I'm investigating this right now. Utsa Patnaik is a veteran economist at JNU. She's done a lot of work on rural poverty and nutrition levels. She has written many op-eds in The Hindu, which seems to be the only newspaper that'll touch her.
http://www.hindu.com/2005/08/05/stories/2005080501971000.htm
According to Patnaik, the rural poverty levels claimed by the Planning Commission is bogus. Poverty is increasing, not decreasing, after the neoliberal reforms of the 1990s. The poverty line has been lowered continously by around 100 calories per diem for every five year period since 1975. So the poverty level claims are gettting increasingly irrelevant and wrong. Also, when the Public Distribution System changed from universal to targeted in 1997 - targeting only the below poverty line people, this had profound implications for the many poor, but not counted people.
Also, check out this interview:
http://www.hinduonnet.com/fline/fl2113/stories/20040702006302200.htm
I can't find any sort of discussion on this in the newspapers. Shouldn't we be concentrating a whole lot more on this? It's about three-fourths of India's population.
1 comment:
Comments to your response on my blog...it is related to this post too..
Dear Anand,
Before I reply to your comment, I have to say that there is a lot of commonality among our thoughts. Your first blog on "India Unbound" was in the same vein as my first blog on Thomas Freidman's book on globalization. I am glad we think in a similar way. Enjoyed that piece of yours.

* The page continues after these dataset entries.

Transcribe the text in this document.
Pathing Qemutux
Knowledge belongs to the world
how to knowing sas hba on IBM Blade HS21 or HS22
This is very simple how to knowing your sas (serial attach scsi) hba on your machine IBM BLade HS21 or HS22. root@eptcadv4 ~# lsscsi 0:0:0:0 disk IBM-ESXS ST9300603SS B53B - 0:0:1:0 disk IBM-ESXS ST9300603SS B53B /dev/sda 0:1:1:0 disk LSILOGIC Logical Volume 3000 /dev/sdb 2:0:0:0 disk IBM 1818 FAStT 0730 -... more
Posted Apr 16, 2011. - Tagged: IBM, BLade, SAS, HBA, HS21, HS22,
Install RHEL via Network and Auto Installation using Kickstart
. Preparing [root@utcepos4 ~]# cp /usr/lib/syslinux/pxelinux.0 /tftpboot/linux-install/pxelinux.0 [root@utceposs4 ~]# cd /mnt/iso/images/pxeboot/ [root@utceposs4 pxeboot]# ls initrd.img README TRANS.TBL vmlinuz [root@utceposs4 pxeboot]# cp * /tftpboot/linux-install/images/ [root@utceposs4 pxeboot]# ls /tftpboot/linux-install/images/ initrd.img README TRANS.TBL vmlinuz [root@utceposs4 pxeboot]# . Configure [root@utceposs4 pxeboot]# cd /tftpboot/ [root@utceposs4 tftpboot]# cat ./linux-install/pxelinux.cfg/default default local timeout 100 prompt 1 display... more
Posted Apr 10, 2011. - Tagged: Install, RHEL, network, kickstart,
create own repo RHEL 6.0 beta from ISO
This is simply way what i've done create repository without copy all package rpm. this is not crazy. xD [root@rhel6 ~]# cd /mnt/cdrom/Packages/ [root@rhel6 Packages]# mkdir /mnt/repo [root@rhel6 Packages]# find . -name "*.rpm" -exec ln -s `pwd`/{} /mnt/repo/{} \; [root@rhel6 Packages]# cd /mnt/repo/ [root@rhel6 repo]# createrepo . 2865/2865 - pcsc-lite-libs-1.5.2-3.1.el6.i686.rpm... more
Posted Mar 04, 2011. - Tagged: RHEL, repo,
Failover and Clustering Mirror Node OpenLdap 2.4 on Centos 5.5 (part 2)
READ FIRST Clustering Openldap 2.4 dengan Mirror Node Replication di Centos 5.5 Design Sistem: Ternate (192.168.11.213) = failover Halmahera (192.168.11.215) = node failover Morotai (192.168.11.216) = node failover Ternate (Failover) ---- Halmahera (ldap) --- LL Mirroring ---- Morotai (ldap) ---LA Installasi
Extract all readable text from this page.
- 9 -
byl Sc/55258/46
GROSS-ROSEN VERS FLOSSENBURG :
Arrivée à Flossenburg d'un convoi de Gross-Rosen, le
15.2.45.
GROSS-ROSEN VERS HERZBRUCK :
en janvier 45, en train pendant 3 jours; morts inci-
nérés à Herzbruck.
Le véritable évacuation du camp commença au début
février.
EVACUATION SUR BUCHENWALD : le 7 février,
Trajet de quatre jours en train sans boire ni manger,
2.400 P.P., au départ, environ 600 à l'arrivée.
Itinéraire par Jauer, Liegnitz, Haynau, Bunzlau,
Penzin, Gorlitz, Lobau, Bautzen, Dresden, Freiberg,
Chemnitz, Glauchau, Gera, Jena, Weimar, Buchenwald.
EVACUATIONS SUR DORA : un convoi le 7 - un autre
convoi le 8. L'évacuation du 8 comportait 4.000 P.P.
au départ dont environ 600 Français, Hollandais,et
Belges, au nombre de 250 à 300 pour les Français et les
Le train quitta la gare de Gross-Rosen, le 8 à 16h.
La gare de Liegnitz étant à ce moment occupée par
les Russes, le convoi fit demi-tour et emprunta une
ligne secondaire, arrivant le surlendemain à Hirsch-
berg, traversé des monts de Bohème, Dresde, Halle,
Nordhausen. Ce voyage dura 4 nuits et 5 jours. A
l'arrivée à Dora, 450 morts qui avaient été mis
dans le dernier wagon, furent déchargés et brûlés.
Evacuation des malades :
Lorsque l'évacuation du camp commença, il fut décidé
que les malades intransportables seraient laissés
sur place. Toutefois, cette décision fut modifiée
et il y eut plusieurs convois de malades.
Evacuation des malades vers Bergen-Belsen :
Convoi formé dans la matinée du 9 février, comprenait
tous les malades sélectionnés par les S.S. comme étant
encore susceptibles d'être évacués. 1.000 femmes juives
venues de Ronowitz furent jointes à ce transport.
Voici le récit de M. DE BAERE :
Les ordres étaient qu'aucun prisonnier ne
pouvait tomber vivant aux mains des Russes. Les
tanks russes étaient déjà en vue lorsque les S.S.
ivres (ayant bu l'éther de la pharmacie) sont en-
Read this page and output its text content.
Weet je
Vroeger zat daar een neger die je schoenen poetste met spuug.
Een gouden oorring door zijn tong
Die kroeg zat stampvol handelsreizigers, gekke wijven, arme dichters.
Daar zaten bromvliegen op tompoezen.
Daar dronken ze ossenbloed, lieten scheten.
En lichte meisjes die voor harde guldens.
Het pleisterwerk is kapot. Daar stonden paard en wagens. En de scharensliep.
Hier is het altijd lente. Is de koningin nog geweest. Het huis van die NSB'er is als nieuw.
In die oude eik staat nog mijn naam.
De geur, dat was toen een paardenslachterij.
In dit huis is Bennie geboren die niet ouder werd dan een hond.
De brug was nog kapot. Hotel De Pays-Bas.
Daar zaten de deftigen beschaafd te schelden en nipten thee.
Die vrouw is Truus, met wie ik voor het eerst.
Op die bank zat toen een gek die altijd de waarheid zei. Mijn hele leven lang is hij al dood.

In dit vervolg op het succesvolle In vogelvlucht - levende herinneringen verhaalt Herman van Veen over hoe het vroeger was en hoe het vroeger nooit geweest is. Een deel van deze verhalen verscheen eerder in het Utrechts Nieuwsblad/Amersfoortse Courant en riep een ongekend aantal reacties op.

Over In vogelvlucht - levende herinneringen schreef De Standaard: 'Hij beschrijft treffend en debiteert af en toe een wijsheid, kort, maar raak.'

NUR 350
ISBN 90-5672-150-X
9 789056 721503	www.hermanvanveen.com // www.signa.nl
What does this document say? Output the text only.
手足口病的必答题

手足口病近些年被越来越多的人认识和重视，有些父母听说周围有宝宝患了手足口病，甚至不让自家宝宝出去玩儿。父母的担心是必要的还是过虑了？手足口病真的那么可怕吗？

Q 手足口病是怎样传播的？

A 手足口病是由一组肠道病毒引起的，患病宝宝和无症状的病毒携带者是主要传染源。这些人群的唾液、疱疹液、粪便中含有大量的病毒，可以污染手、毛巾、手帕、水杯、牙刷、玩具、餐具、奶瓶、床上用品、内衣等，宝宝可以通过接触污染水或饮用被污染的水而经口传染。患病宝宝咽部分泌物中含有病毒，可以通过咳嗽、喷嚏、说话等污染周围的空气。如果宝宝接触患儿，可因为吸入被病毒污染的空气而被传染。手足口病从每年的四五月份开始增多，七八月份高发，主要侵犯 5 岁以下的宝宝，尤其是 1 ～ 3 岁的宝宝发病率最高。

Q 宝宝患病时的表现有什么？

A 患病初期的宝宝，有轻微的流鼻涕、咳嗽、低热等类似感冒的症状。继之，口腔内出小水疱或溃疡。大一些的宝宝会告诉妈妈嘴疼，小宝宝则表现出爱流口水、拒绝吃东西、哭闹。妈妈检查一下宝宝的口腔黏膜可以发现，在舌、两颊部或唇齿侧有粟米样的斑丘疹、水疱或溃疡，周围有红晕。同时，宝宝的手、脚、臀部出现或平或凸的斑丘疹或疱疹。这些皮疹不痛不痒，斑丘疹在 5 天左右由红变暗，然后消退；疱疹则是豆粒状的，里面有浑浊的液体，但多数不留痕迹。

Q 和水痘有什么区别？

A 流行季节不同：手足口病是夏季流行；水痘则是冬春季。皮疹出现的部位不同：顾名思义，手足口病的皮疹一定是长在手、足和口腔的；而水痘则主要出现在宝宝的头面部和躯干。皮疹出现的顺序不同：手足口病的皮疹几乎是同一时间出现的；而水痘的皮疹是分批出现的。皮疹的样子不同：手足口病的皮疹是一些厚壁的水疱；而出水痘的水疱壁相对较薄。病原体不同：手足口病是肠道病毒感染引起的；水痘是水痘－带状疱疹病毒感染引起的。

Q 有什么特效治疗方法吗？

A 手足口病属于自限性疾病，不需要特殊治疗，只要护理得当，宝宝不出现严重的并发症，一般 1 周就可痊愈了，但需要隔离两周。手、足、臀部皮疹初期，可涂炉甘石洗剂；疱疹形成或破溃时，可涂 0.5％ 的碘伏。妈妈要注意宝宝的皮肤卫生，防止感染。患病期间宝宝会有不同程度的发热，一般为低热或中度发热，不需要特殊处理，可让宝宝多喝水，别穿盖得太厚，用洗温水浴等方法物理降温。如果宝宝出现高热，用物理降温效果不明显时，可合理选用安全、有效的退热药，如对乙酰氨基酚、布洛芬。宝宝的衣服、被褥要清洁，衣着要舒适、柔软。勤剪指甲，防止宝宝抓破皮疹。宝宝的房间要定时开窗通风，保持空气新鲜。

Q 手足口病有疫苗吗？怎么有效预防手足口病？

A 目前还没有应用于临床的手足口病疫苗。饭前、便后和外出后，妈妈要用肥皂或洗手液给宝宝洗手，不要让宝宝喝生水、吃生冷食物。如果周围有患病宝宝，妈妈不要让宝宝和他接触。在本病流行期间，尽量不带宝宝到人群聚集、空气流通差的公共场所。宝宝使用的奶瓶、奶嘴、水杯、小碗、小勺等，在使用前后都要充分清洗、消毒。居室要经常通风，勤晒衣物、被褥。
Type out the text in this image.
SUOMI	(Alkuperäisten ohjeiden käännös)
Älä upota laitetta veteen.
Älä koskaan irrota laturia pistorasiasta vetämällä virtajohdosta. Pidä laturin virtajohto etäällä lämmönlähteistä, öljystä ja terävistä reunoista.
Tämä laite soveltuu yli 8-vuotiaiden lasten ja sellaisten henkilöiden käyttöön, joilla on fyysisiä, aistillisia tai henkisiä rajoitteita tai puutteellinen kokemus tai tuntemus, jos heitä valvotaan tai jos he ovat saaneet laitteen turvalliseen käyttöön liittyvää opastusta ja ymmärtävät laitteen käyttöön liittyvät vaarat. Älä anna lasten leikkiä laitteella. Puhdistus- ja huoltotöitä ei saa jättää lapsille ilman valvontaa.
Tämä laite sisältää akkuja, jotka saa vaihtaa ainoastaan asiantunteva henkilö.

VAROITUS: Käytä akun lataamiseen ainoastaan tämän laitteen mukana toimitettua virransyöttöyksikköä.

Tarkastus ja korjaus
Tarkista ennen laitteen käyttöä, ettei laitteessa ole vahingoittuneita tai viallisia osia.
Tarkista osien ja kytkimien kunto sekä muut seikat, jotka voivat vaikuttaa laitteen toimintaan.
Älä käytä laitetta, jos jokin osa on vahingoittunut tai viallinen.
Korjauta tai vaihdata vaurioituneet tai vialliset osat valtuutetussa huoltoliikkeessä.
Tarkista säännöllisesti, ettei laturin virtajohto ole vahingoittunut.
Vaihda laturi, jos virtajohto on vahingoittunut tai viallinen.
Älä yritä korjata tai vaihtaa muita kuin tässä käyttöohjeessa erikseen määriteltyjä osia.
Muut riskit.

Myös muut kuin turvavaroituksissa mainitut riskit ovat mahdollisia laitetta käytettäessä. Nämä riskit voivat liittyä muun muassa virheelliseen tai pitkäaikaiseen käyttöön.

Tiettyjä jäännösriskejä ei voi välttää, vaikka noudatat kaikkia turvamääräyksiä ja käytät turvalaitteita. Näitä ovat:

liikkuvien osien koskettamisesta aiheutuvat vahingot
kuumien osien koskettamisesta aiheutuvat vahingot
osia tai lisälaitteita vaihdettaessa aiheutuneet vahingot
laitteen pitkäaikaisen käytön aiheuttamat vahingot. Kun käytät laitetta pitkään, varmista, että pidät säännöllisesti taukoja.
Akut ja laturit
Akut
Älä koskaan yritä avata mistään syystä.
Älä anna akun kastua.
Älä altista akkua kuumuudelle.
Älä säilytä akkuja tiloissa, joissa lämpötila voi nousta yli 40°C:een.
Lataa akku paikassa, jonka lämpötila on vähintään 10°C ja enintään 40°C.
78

http://srinivasanvr.blogspot.com/2005/06/friedmans-globalization-arguments-and.html
As regards Utsa Patnaik's articles, the point remains that she, as a the foremost agrarian economist in our country today, has foretold the miseries of farmers today even way back in 1995. P.Sainath, the Ramon Magsaysay winner said this in a private conversation to me.
Prof. Patnaik has been calling the bluff of the poverty estimators for quite sometime now (since 2005 specifically) finding fault with the methodology, which she accuses has undergone a shift of goalposts (vis-a-vis calorie calculation and even with issues such as selection). The slew of critiques that she has offered have tended to question the BPL identification (which has affected food security) and also issues as destruction of rural economy.
There is a lot of conscience behind her writings, no doubt about the same.
Yet, just one point. Her latest article in EPW claims that from her "direct estimates", rural poverty reaches nearly 87% (for 2004-05, if I remember correctly). Now 87% sounds a figure that seems incredible!. I haven't studied her methodology (what she claims as direct estimates) yet thoroughly. I personally believe that 87% is too high a figure.
As for your questions, whether there has been any critique/ other support for her claims, I know of no mainstream economist today focussing on rural economy in the positivist sense (as in the way it is and the way it functions). Public debate on the rural economy is primarily normative (as to how to "tap the rural market") or how to bridge the urban-rural divide and litany of articles/ public debates can be found for this line of thinking.
But of course, please watch the space at EPW. There might come in some constructive critiques of Prof Patnaik's findings and her suggestions of estimation.